Predicted "alt.atheism" with 0.155570 .


## Random Attack (Non-targeted)

 Random attack will pick and replace words randomly.

In [7]:
num_words = len(tokenizer.word_index)

In [8]:
y_orig = []
x_adv = file_features.copy()
orig_pred = orig_prediction
iter_idx = 0
while True:
    iter_idx += 1
    # perturb another random word
    word_idx = np.random.choice(len(x_adv[0]))
    while x_adv[0][word_idx] == 0:
        # don't perturb paddings
        word_idx = np.random.choice(len(x_adv[0]))
    # select new word
    x_adv[0][word_idx] = np.random.choice(num_words)
    pred_scores = model.predict(x_adv)
    new_pred = np.argmax(pred_scores)
    y_orig.append(pred_scores[0][orig_pred])
    if new_pred != orig_pred:
        # Attack done !
        break
print("Attack successful after : %d iterations" %(iter_idx))
num_changed = np.count_nonzero(file_features!=x_adv)
num_features = np.count_nonzero(file_features)
print("Number of changed words = %d (%0.3f)"
      %(num_changed, 100.0*float(num_changed)/num_features))
print("Original class \"%s\" - New class: \"%s\"" %(labels[orig_pred], labels[new_pred]))

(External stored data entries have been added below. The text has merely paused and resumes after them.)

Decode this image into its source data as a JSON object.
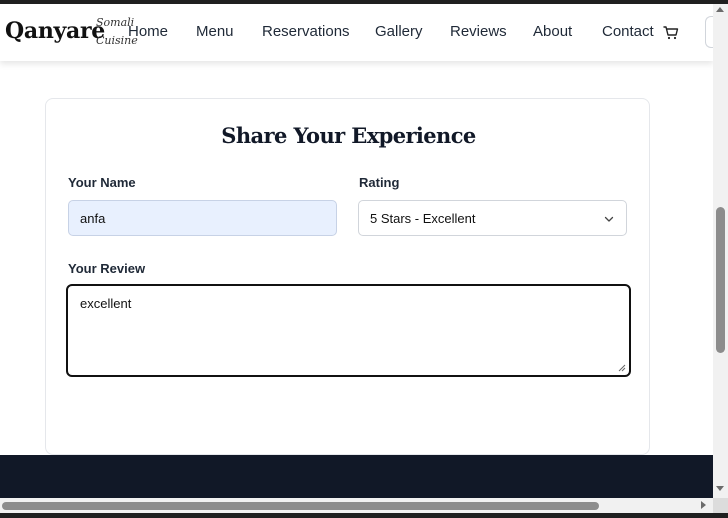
{
  "brand": {
    "name": "Qanyare",
    "subtitle_line1": "Somali",
    "subtitle_line2": "Cuisine"
  },
  "nav": [
    {
      "label": "Home"
    },
    {
      "label": "Menu"
    },
    {
      "label": "Reservations"
    },
    {
      "label": "Gallery"
    },
    {
      "label": "Reviews"
    },
    {
      "label": "About"
    },
    {
      "label": "Contact"
    }
  ],
  "icons": {
    "cart": "shopping-cart-icon",
    "select_arrow": "chevron-down-icon"
  },
  "form": {
    "title": "Share Your Experience",
    "name_label": "Your Name",
    "name_value": "anfa",
    "rating_label": "Rating",
    "rating_value": "5 Stars - Excellent",
    "review_label": "Your Review",
    "review_value": "excellent"
  },
  "colors": {
    "footer": "#111827",
    "autofill": "#e8f0fe"
  }
}
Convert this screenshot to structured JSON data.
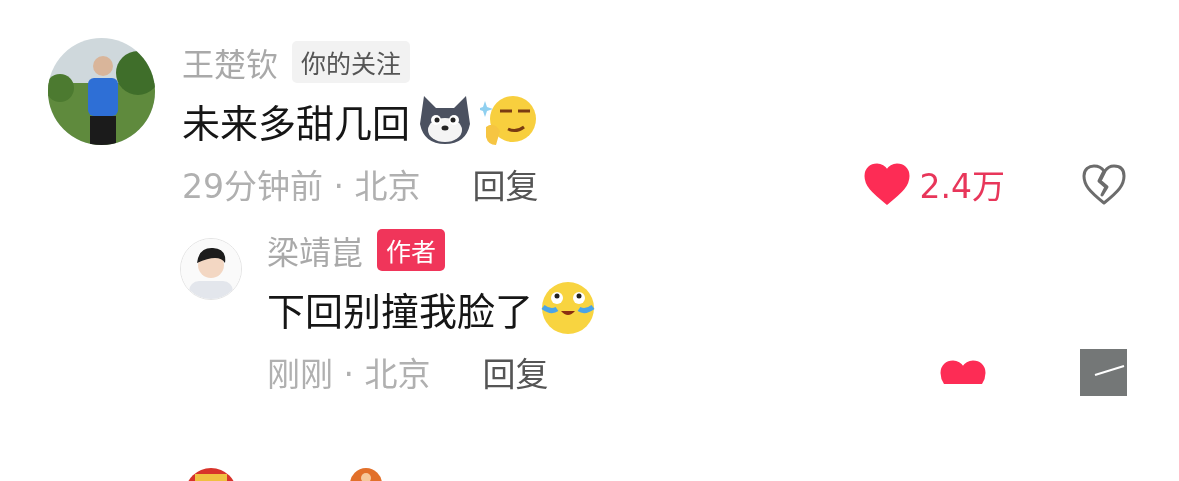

Attack successful after : 20 iterations
Number of changed words = 20 (2.000)
Original class "alt.atheism" - New class: "talk.religion.misc"


## Reconstruct Text Document

In [17]:
orig_text = data_utils.reconstruct_text(inverse_tokenizer, file_features[0])
adv_text = data_utils.reconstruct_text(inverse_tokenizer, x_adv[0])



## Visualize Attack

In [18]:
orig_html, adv_html = data_utils.render_attack(orig_text, adv_text)

In [20]:
HTML("<b> Original Text </b>")
HTML(orig_html)

In [21]:
HTML("<b> Adversarial Text </b>")
HTML(adv_html)